7 Ways to Tailor Capabilities Statements for Healthcare Agencies
April 23, 2025 | Government
If your target audience includes the Department of Veterans Affairs, HHS, or any of the subagencies in the Federal health sector, your capabilities statement shouldn’t look like a one-size-fits-all brochure. Healthcare buyers have different missions, different stakeholders, and very different pain points compared to the average agency.
Here are seven specific ways to make your capabilities statement resonate in the healthcare space:
1. Speak Their Language (Literally and Figuratively)
Avoid jargon that feels generic. If you’re selling to healthcare agencies like the VA, HHS, or DHA (Defense Health Agency), use terminology from their world—terms like patient-centered care, EHR integration, interoperability, and Patient Aligned Care Team (PACT). These aren’t just trend phrases—they’re mission-critical frameworks and concepts. Mirror the language you see in their mission statements and recent procurements. It shows alignment and intentionality.

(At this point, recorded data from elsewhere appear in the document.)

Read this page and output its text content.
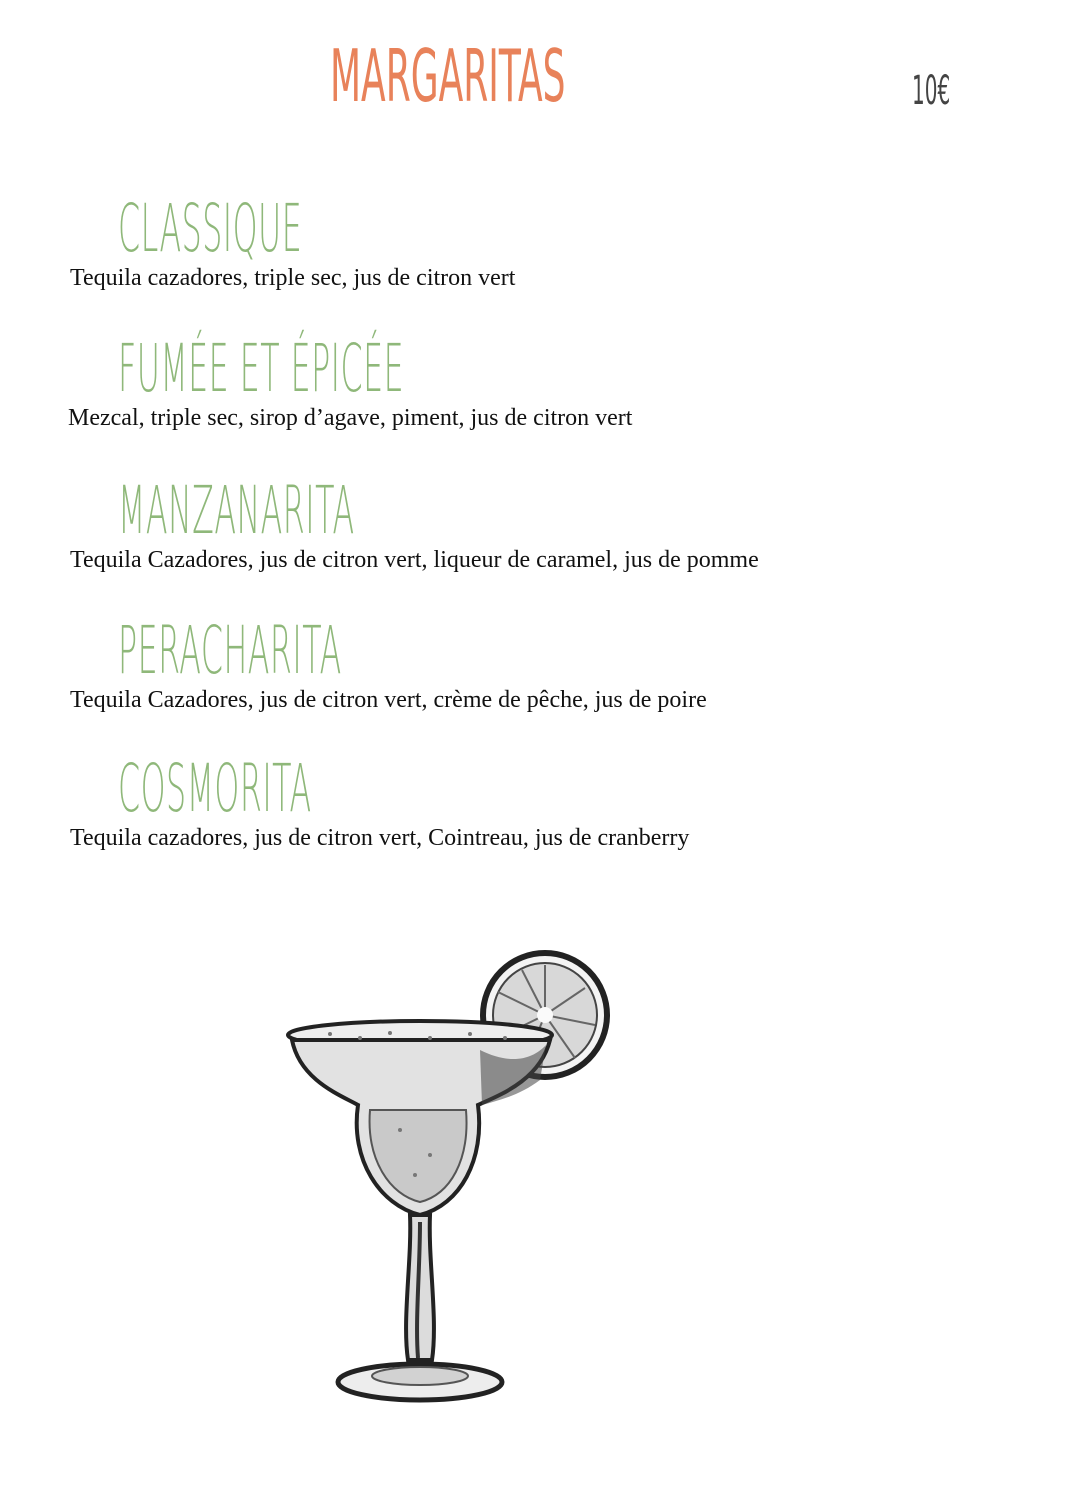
MARGARITAS	10€
CLASSIQUE
Tequila cazadores, triple sec, jus de citron vert
FUMÉE ET ÉPICÉE
Mezcal, triple sec, sirop d’agave, piment, jus de citron vert
MANZANARITA
Tequila Cazadores, jus de citron vert, liqueur de caramel, jus de pomme
PERACHARITA
Tequila Cazadores, jus de citron vert, crème de pêche, jus de poire
COSMORITA
Tequila cazadores, jus de citron vert, Cointreau, jus de cranberry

2. Highlight Clinical Outcomes, Not Just Technical Specs
Healthcare agencies aren’t buying tech for the sake of tech. They’re buying outcomes. So instead of “Our solution provides secure cloud storage,” say, “Our solution helped reduce data retrieval times by 45% across four medical centers, directly improving patient case management.”
3. Showcase Experience with Healthcare Stakeholders
A lot of capabilities statements only list agencies and contract numbers. That’s not enough. If you’ve worked with nurse managers, biomedical engineers, or healthcare informaticists, say so. Buyers want to know you understand the ecosystem they operate in.
4. Include Metrics That Matter to Them
Most healthcare agencies want to see metrics that tie back to patient access, data accuracy, time to treatment, or cost containment. Generic stats about app installs or licenses sold don’t hit the mark. Tailor your numbers to align with mission impact.
5. Make Compliance and Certification Front and Center
Is your product HIPAA-compliant? Is your team trained in ICD-10, HL7, or FHIR standards? Are you on the VA’s Technical Reference Model (TRM)? Don’t bury that in the fine print—lead with it.
6. Get Specific About What You Know They Need
If you know the customer is buying exam tables—start there. Open with your ability to deliver the exact model they’re already sourcing. If you’re staffing clinicians, and you know they need cardiologists or neurologists, don’t just say you staff clinical roles. Say you staff cardiologists and neurologists. The more precise you are, the faster they’ll connect the dots between their need and your solution.
7. Lead with Value, Not Status
It’s tempting to open with “We’re a woman-owned, SDVOSB-certified firm.” But the truth is, set-aside status is not a differentiator to most healthcare buyers. Instead, open with your outcomes and impact: “We support over 75,000 patients annually across federal and state health programs by streamlining eligibility and care coordination.”
Final Thought
If you’re serious about selling into the federal healthcare space, don’t just repurpose what worked for DHS or the Army Corps. Agencies like the VA, HHS, and DHA aren’t just different—they’re nuanced. Your capabilities statement should reflect that nuance, clearly showing that you understand their mission, their constraints, and their goals.
And before you walk into any meeting—do your research. Learn what’s important to that agency’s mission. Review the org chart to understand who you’re meeting with and who else might influence the decision. And here’s a tip: don’t bring your capabilities statement to the meeting. Use the meeting to learn what’s hot for them right now. Then go back, tailor your capabilities statement around what you heard, and send it as a thoughtful follow-up. That alone can set you apart.